Five Rajput Clans namely: Deopa (Village Roba, Garkha Paspa), Serari (Village Sangor, Sorari Talli Malli), Puruchuda (Village Rundakot, Garkha Puruchudi), Chiral (Village Chhawati Chiral) and Paderu (Garkha Paderu) were known as Panch-purviyas. They were introduced in Doti and settled in Kumaon by King Ratan Chand (1450–1488) after granting them jagirs. These Five kind of Rajputs were relatives of the Chand kings and had matrimonial relations amongst each other.

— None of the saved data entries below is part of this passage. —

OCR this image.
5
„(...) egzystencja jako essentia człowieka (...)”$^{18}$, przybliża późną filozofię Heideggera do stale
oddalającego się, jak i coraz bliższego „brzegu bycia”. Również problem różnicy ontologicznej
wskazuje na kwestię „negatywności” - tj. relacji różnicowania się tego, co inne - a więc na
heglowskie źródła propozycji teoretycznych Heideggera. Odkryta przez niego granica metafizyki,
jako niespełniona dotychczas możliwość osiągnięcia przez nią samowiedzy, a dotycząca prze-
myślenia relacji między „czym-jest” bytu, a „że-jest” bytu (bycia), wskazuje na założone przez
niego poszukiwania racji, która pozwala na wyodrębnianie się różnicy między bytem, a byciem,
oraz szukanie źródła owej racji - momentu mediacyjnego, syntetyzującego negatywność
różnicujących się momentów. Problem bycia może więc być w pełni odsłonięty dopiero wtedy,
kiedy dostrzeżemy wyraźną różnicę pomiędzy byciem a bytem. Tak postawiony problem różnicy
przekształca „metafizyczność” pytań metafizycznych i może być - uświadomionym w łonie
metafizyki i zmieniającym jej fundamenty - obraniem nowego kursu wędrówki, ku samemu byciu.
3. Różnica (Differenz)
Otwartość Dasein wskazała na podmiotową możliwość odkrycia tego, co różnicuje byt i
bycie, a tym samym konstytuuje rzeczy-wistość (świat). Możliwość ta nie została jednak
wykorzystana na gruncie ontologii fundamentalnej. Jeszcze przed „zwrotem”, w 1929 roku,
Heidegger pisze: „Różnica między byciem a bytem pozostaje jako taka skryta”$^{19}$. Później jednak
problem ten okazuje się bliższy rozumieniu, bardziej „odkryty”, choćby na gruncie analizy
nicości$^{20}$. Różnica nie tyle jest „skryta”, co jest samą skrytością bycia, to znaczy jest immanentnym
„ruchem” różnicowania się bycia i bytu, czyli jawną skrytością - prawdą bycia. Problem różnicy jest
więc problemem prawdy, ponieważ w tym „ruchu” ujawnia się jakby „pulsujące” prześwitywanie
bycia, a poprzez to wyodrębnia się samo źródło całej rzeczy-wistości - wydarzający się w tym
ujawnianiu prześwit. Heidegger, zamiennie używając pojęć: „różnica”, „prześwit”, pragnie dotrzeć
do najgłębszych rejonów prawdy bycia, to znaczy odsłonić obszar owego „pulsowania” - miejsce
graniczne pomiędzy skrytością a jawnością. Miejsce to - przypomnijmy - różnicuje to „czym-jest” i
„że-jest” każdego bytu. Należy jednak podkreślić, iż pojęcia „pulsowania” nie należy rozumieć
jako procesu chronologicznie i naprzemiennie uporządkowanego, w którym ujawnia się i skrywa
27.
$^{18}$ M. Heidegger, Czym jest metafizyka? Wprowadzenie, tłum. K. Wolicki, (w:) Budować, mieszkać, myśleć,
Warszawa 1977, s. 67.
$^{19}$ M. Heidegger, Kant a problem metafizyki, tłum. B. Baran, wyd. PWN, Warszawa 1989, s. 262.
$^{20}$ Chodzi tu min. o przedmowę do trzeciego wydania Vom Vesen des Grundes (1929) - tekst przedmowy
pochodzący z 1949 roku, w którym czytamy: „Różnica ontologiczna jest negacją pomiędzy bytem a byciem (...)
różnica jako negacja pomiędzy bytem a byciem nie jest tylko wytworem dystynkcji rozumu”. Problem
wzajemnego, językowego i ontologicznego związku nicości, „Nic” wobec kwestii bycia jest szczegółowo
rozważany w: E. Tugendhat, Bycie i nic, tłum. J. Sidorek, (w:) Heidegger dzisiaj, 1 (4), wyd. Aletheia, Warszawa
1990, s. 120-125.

They are considered to be subcastes/clans of the Chands. After some time the Chiral family went back to Doti but other clans stayed.

== Legacy ==
The first capital of Chand rulers, Champawat, in the stronghold popularly known as Kali Kumaon, is now a district headquarters town, and hold many remnants of once powerful Chand reign, including a medieval fort, Baleshwar temple, Nagnath Temple, etc. Other temples of their reign are Golu Devata Temple, at Ghorakhal, near Bhimtal, and Bhimeshwara Mahadev Temple at Bhimtal.